In fact, the picture of Jesus Christ on the cross

      is most of all the backdrop

            to what took place three days later.

 

We human beings

      are absolute masters at getting things backwards.

 

We just naturally assume

      that life precedes death.

 

We’re born,

      we live,

            we die.

 

And all the time we are clinging so tightly

      to this little bit of nothing

            that we believe to be life.

 

But through Jesus Christ

      our God once again told us the truth -

He told us we have it all backwards.

 

Life does not precede death,

      but rather death precedes life.

 

When Peter witnessed his Lord breath His last breath on the cross,

      he honestly thought it was the end of all hope.

 

But in reality it was just the beginning.

 

For, three days later,

      when Jesus stepped out of that tomb alive,

He entered into a life

      and a relationship with His people unlike any He had ever known prior to His crucifixion.

 

It was a life in which God the Father placed Him far above all rule and authority and power and dominion, and every name that is named, not only in this age but also in the one to come,

     

a life in which the Father put all things in subjection under His feet, and gave Him as head over all things to the church...

 

a life in which now, through His Spirit,

      He could literally dwell within every one of us who turn to Him,

            creating within each of us a new heart,

                  and then recreating our lives, one step at a time, from the inside out.

 

Paul says it so simply, and so well.

GAL 2:20  "I have been crucified with Christ; and it is no longer I who live, but Christ lives in me; and the life which I now live in the flesh I live by faith in the Son of God, who loved me and gave Himself up for me.

 

Through His resurrection from the dead

      He demonstrated His absolute victory over sin and death.

 

But He did far more than that.

      He also demonstrated our victory as well.

            our victory over sin

                  and our victory over death.

 

JOH 10:27  "My sheep hear My voice, and I know them, and they follow Me;

JOH 10:28 and I give eternal life to them, and they will never perish; and no one will snatch them out of My hand.

 

And as long as we’ve gone this far

      let me take it one step farther.

 

For, you see,

      just as death preceded life with Christ,

so death precedes life with us.

 

Did you notice Paul’s phrasing in that statement he makes in Galatians 2:20?
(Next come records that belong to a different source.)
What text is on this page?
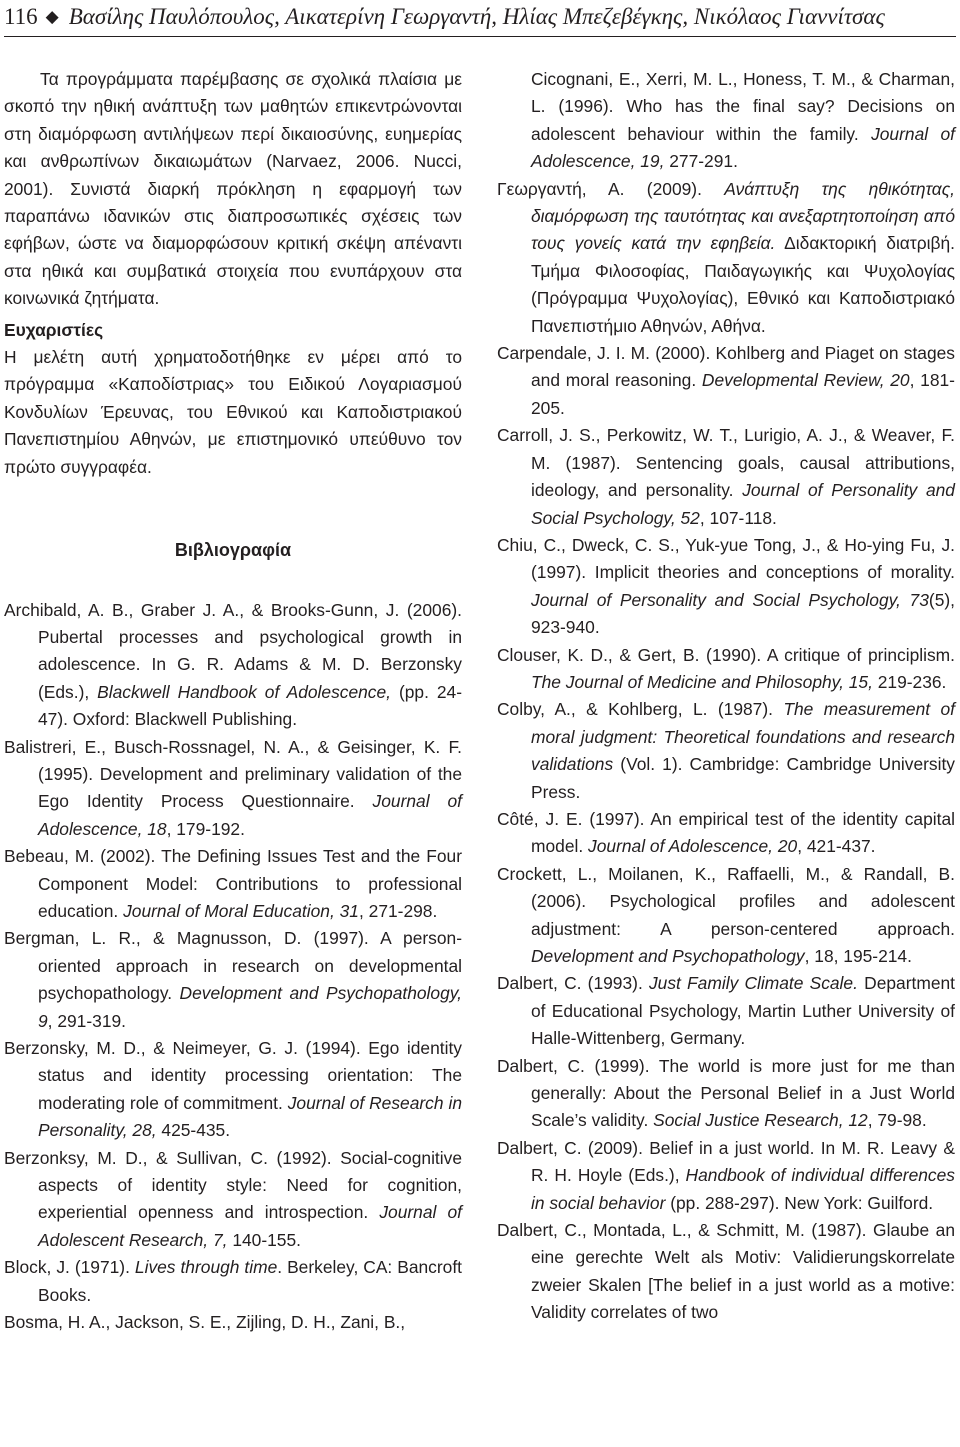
116 ◆ Βασίλης Παυλόπουλος, Αικατερίνη Γεωργαντή, Ηλίας Μπεζεβέγκης, Νικόλαος Γιαννίτσας

Τα προγράμματα παρέμβασης σε σχολικά πλαίσια με σκοπό την ηθική ανάπτυξη των μαθητών επικεντρώνονται στη διαμόρφωση αντιλήψεων περί δικαιοσύνης, ευημερίας και ανθρωπίνων δικαιωμάτων (Narvaez, 2006. Nucci, 2001). Συνιστά διαρκή πρόκληση η εφαρμογή των παραπάνω ιδανικών στις διαπροσωπικές σχέσεις των εφήβων, ώστε να διαμορφώσουν κριτική σκέψη απέναντι στα ηθικά και συμβατικά στοιχεία που ενυπάρχουν στα κοινωνικά ζητήματα.

Ευχαριστίες

Η μελέτη αυτή χρηματοδοτήθηκε εν μέρει από το πρόγραμμα «Καποδίστριας» του Ειδικού Λογαριασμού Κονδυλίων Έρευνας, του Εθνικού και Καποδιστριακού Πανεπιστημίου Αθηνών, με επιστημονικό υπεύθυνο τον πρώτο συγγραφέα.

Βιβλιογραφία

Archibald, A. B., Graber J. A., & Brooks-Gunn, J. (2006). Pubertal processes and psychological growth in adolescence. In G. R. Adams & M. D. Berzonsky (Eds.), Blackwell Handbook of Adolescence, (pp. 24-47). Oxford: Blackwell Publishing.

Balistreri, E., Busch-Rossnagel, N. A., & Geisinger, K. F. (1995). Development and preliminary validation of the Ego Identity Process Questionnaire. Journal of Adolescence, 18, 179-192.

Bebeau, M. (2002). The Defining Issues Test and the Four Component Model: Contributions to professional education. Journal of Moral Education, 31, 271-298.

Bergman, L. R., & Magnusson, D. (1997). A person-oriented approach in research on developmental psychopathology. Development and Psychopathology, 9, 291-319.

Berzonsky, M. D., & Neimeyer, G. J. (1994). Ego identity status and identity processing orientation: The moderating role of commitment. Journal of Research in Personality, 28, 425-435.

Berzonksy, M. D., & Sullivan, C. (1992). Social-cognitive aspects of identity style: Need for cognition, experiential openness and introspection. Journal of Adolescent Research, 7, 140-155.

Block, J. (1971). Lives through time. Berkeley, CA: Bancroft Books.

Bosma, H. A., Jackson, S. E., Zijling, D. H., Zani, B.,

Cicognani, E., Xerri, M. L., Honess, T. M., & Charman, L. (1996). Who has the final say? Decisions on adolescent behaviour within the family. Journal of Adolescence, 19, 277-291.

Γεωργαντή, Α. (2009). Ανάπτυξη της ηθικότητας, διαμόρφωση της ταυτότητας και ανεξαρτητοποίηση από τους γονείς κατά την εφηβεία. Διδακτορική διατριβή. Τμήμα Φιλοσοφίας, Παιδαγωγικής και Ψυχολογίας (Πρόγραμμα Ψυχολογίας), Εθνικό και Καποδιστριακό Πανεπιστήμιο Αθηνών, Αθήνα.

Carpendale, J. I. M. (2000). Kohlberg and Piaget on stages and moral reasoning. Developmental Review, 20, 181-205.

Carroll, J. S., Perkowitz, W. T., Lurigio, A. J., & Weaver, F. M. (1987). Sentencing goals, causal attributions, ideology, and personality. Journal of Personality and Social Psychology, 52, 107-118.

Chiu, C., Dweck, C. S., Yuk-yue Tong, J., & Ho-ying Fu, J. (1997). Implicit theories and conceptions of morality. Journal of Personality and Social Psychology, 73(5), 923-940.

Clouser, K. D., & Gert, B. (1990). A critique of principlism. The Journal of Medicine and Philosophy, 15, 219-236.

Colby, A., & Kohlberg, L. (1987). The measurement of moral judgment: Theoretical foundations and research validations (Vol. 1). Cambridge: Cambridge University Press.

Côté, J. E. (1997). An empirical test of the identity capital model. Journal of Adolescence, 20, 421-437.

Crockett, L., Moilanen, K., Raffaelli, M., & Randall, B. (2006). Psychological profiles and adolescent adjustment: A person-centered approach. Development and Psychopathology, 18, 195-214.

Dalbert, C. (1993). Just Family Climate Scale. Department of Educational Psychology, Martin Luther University of Halle-Wittenberg, Germany.

Dalbert, C. (1999). The world is more just for me than generally: About the Personal Belief in a Just World Scale’s validity. Social Justice Research, 12, 79-98.

Dalbert, C. (2009). Belief in a just world. In M. R. Leavy & R. H. Hoyle (Eds.), Handbook of individual differences in social behavior (pp. 288-297). New York: Guilford.

Dalbert, C., Montada, L., & Schmitt, M. (1987). Glaube an eine gerechte Welt als Motiv: Validierungskorrelate zweier Skalen [The belief in a just world as a motive: Validity correlates of two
I have been crucified with Christ; and it is no longer I who live, but Christ lives in me...

 

I have been crucified with Christ...

 

And let me just conclude this morning

      by telling you that with each of us,

            as with our Lord,

                  our entrance into the true life God longs for us to know

                        always requires the death of whatever we have been using as our substitute to His life within us.

 

With the Apostle Paul

      it meant the death of all that prestige and power within the Jewish community

            that he had worked so hard achieve.

 

It meant the death of all of his success goals in life.

 

And with each of us

      God’s work within us frequently follows the same pattern.

 

Have you been fighting with your God recently?

 

Has He been calling you to Himself

      in some way that, right now, looks like the end of life as you know it?

 

Have you been finding yourself praying your own brand

      of that same prayer our Lord prayed just prior to the crucifixion...

"My Father, if it is possible, let this cup pass from Me...”?

 

If so, let say simply,

      you can trust your God in this.

 

You can trust Him to give you the strength you need

      for whatever lies ahead.

And you can trust Him to recreate your death

      into your own personal glorious Easter morning.

 

You see, resurrections are one of the things He does best of all,

      and resurrections are all different than birth.

 

Birth inevitably ends in death.

 

But resurrection brings about a new life within us that will never come to an end.

 

ROM 6:8 ¶ Now if we have died with Christ, we believe that we shall also live with Him,

ROM 6:9 knowing that Christ, having been raised from the dead, is never to die again; death no longer is master over Him.